Japan Geoscience Union Meeting 2023

Presentation information

[J] Oral

M (Multidisciplinary and Interdisciplinary) » M-ZZ Others

[M-ZZ40] Renewable energy and earth science

Wed. May 24, 2023 3:30 PM - 4:45 PM 105 (International Conference Hall, Makuhari Messe)

convener:Hideaki Ohtake(National Institute of Advanced Industrial Science and Technology), Daisuke Nohara(Central Research Institute of Electric Power Industry), Teruhisa Shimada(Graduate School of Science and Technology, Hirosaki University), Fumichika Uno(Nihon University, College of Humanities and Sciences), Chairperson:Teruhisa Shimada(Graduate School of Science and Technology, Hirosaki University)


4:00 PM - 4:15 PM

[MZZ40-03] Quantification of Uncertainty Inherent in Photovoltaic Output Prediction

*Daisuke Nohara1, Yuki Kanno1 (1.Central Research Institute of Electric Power Industry)

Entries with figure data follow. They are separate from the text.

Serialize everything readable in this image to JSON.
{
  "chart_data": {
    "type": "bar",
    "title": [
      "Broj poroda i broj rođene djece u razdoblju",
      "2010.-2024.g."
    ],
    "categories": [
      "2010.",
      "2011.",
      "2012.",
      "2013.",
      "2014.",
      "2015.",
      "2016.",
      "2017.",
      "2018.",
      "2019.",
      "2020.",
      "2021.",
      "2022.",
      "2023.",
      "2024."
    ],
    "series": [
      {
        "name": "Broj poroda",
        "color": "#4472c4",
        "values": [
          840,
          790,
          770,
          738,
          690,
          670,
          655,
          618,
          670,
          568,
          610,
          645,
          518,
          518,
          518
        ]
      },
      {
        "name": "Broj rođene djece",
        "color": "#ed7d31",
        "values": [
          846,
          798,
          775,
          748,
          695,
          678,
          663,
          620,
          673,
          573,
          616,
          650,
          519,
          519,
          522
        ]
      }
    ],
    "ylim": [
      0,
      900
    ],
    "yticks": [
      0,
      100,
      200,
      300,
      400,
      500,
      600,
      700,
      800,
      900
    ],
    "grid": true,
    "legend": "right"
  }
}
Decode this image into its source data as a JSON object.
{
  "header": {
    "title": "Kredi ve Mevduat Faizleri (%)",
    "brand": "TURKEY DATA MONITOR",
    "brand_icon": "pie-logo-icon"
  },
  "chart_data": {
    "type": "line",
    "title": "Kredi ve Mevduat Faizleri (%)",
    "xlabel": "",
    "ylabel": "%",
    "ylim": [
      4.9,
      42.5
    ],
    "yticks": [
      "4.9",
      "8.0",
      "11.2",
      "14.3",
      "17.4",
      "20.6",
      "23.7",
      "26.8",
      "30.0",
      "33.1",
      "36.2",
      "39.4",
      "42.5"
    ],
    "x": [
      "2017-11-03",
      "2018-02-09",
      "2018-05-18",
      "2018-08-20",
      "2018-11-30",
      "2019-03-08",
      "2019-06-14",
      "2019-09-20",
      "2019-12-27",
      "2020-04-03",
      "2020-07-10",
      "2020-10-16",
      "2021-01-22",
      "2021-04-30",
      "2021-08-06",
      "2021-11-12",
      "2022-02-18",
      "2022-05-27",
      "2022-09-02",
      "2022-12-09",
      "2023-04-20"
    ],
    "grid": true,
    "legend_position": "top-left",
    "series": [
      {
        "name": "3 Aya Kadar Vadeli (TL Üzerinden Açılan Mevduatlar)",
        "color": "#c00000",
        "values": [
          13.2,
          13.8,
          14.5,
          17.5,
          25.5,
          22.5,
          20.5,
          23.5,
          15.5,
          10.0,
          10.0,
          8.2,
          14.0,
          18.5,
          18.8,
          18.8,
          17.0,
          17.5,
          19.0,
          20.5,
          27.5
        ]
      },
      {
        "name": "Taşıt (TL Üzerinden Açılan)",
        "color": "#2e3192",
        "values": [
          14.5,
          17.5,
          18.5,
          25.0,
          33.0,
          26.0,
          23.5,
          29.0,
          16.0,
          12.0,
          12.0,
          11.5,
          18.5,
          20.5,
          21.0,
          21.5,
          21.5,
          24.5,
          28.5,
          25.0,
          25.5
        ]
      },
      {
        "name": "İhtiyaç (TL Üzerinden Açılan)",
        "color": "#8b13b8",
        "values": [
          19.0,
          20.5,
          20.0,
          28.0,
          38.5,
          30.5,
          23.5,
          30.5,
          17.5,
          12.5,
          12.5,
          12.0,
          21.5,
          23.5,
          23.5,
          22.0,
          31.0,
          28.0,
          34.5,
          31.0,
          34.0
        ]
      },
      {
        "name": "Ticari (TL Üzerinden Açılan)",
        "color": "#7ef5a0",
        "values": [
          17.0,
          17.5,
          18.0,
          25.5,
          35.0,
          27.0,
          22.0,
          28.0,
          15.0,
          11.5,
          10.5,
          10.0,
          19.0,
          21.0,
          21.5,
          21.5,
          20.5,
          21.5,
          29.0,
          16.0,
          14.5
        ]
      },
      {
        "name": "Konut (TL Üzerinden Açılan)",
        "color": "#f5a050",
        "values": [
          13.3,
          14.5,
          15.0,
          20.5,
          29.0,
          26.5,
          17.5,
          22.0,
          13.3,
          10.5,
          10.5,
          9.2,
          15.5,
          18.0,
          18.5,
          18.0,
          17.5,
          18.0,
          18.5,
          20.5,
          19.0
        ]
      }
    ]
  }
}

Keywords:photovoltaic, prediction, uncertainty

Renewable energy such as photovoltaic (PV) and wind power have a character of volatility due in part to the time evolution of weather systems. Prediction for the PV power outputs is one of the most cost-effective and easily implemented tools. Despite the recent increase in the accuracy of numerical weather prediction models, there is a limitation to reducing the prediction error. In addition to the improvement of the models, the use of statistical methods such as machine learning is accelerating. In this study, we summarize the causes of the prediction error of the PV and quantification of the uncertainty inherent in the prediction. The uncertainty caused by the chaotic behavior of the atmosphere increases with prediction time, but it is difficult to reduce the uncertainty. On the other hand, systematic uncertainties are caused by imperfections in the models, PV power conversion, and other factors. The uncertainties can be reduced by statistical methods. The ratio of uncertainties in the chaotic behavior and systematic is about 1 to 2 (2 to 3) for the 0-6 (24-30) hours ahead prediction. Systematic uncertainties can be reduced using statistical methods, suggesting that there is still room to reduce the spread of probabilistic predictions and prediction errors.